Netflix India subscriptions are now a little cheaper as the streaming service tries to grow its user base in the face of increased competition from rivals Hotstar & Amazon Prime, both of which are priced a little lower.
Most of the plans have been reduced by Rs 50 per month, while the basic plan now costs Rs 199 per month rather than Rs 499, a considerable reduction of Rs 200. The popular plan has been cut to Rs 149 per month from Rs 199 per month, the standard plan has been decreased to Rs 499 per month from Rs 649 per month, and the premium plan has been reduced to Rs 649 per month from Rs 799 per month.
The timing of Netflix’s price cut, Dec. 14, looks to be purposeful, as it is the same day that Amazon Prime Video India raises its prices. Prime Video’s annual subscription fee has been raised by 50%, from INR999 to INR1,499. The monthly plan for Amazon Prime Video goes up from INR129 to INR179, while the quarterly plan is going up from INR329 to INR459. According to Reuters, this is the first time Netflix has reduced the price of its streaming service in India since it started in South Asian countries 5 years earlier. It made this decision because it now faces severe competition from local businesses that offer the same service.
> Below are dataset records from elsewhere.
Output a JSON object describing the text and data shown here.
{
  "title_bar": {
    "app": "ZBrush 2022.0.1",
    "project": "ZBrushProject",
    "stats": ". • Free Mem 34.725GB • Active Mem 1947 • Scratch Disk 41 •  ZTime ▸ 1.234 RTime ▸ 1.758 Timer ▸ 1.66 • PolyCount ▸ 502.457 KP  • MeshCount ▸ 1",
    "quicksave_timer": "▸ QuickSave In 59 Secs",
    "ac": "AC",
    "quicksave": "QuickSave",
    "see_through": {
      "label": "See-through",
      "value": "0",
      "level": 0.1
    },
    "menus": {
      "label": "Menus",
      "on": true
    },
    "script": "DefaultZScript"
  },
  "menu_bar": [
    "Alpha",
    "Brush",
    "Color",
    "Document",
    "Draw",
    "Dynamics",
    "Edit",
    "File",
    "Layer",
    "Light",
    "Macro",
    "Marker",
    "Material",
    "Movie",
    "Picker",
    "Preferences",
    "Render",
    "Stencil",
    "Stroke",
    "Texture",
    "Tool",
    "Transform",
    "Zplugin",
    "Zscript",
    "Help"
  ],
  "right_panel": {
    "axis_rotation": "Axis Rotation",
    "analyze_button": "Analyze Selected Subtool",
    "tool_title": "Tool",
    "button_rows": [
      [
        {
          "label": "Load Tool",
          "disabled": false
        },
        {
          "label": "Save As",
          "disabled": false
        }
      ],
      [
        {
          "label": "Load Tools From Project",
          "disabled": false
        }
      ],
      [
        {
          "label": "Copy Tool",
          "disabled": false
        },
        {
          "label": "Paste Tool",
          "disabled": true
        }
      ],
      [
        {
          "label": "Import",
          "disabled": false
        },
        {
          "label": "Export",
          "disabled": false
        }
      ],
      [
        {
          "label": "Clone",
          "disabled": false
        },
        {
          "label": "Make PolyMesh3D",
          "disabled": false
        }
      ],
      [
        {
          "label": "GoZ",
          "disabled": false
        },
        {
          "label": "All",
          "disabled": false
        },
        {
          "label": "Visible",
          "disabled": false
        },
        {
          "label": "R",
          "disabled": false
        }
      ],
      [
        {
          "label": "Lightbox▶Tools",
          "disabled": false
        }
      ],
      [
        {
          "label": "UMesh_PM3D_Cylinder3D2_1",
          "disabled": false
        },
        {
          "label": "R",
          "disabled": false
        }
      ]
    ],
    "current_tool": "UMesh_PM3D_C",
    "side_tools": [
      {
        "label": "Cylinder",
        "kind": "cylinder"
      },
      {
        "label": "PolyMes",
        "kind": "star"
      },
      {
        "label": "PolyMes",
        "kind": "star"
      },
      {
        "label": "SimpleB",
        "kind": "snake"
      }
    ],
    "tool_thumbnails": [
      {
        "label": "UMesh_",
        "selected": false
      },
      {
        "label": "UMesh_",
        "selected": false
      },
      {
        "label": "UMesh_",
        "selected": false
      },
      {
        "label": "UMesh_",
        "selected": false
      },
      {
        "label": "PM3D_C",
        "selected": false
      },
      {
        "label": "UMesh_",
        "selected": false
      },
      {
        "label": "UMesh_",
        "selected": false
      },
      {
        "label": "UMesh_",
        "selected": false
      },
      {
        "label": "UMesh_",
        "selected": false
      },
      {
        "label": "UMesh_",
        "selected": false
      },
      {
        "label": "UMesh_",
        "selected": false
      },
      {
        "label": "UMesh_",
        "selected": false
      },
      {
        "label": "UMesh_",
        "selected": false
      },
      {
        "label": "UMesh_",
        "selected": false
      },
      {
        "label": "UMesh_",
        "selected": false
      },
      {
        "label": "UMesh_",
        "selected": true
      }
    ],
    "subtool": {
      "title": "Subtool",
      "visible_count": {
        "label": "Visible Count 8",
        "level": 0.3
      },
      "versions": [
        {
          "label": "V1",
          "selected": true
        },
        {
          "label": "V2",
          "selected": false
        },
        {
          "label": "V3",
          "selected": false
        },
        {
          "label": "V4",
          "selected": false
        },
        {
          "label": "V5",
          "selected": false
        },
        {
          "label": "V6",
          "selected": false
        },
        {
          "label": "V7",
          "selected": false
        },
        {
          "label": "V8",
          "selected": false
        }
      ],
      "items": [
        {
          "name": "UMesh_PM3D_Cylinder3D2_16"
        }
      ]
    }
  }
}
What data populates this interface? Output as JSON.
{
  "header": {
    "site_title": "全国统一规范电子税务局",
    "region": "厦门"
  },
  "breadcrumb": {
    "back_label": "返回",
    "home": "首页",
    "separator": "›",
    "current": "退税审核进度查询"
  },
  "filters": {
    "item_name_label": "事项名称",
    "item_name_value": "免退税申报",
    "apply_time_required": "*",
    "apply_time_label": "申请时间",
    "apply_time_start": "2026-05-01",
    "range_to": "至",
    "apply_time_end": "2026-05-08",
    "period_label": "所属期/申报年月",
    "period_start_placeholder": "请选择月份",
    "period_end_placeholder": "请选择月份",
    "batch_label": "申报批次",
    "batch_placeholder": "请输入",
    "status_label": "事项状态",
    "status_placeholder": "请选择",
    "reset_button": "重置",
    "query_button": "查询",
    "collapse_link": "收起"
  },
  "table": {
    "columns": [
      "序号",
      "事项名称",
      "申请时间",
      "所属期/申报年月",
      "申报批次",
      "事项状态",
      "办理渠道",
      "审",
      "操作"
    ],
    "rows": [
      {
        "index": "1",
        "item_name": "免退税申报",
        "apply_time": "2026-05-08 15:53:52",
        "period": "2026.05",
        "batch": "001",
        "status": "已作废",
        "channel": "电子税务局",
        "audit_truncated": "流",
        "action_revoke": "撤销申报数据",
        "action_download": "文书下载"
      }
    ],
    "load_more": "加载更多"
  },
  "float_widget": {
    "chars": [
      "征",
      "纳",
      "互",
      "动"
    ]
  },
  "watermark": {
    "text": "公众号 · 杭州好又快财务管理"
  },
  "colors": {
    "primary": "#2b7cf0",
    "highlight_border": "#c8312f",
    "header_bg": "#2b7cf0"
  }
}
Furthermore, according to one expert, Netflix’s decision to cut its costs results from the company’s attempts to expand outside of large areas. According to the same source, the American company must reduce costs and align prices with Mumbai’s financial capital to capture this market. This will also aid Netflix in taking on its major competitors head-on and gaining a competitive advantage.
According to Netflix, the price cut in India is the “true ‘Money Heist.” “The greatest theft in history,” the business declared in its announcement. On prime-time television, there was a bomb threat.
Furthermore, Monika Shergill, Netflix’s vice president of content, stated that by lowering prices and adding new material, Netflix hopes to establish itself as a service provider that cherishes customers and gives them their money’s worth.
Shergill told the Hindu Business Line, “India is a very important market—as Indians, we are entertainment enthusiasts.” “At Netflix, our goal is to provide the most value possible through our content and pricing. We don’t want to be known as a premium brand but rather as a brand that delivers quality storytelling as a brand and a service. We aim to be the go-to platform for storytelling and a valuable brand for individuals.”
The entertainment behemoth has failed to gain headway with India’s price-conscious consumers, representing the most lucrative international market for streaming services. According to Media Partners Asia, India will have one billion video screens by 2024 with 85 percent broadband penetration, compared to 46 million who subscribe to the Disney Hotstar platform & 19 million who subscribe to Amazon Prime Video.
Most of India’s streaming providers, like Google, Zee5, Apple TV+, Amazon Prime, and Disney, have also provided discount deals and memberships at prices substantially below those in other international markets. The latest round of pricing revisions is expected to strengthen that competition.
Conclusion:
Netflix, like its competitors, is commissioning and distributing more locally produced content in India. Already aided by growing smartphone usage in India, streaming platforms benefited from the pandemic, which kept people home for weeks and prompted movie theatres to close.
This isn’t the first time Netflix has lowered its fees in India. It cut subscription fees in half for clients who signed up for at least 3 months in 2019. However, it does not offer live sports, which are available on Amazon and Disney in India. Netflix’s two main competitors are also set to enter a competitive bidding war for the rights to broadcast the extremely popular Indian Premier League T-20 cricket event next year.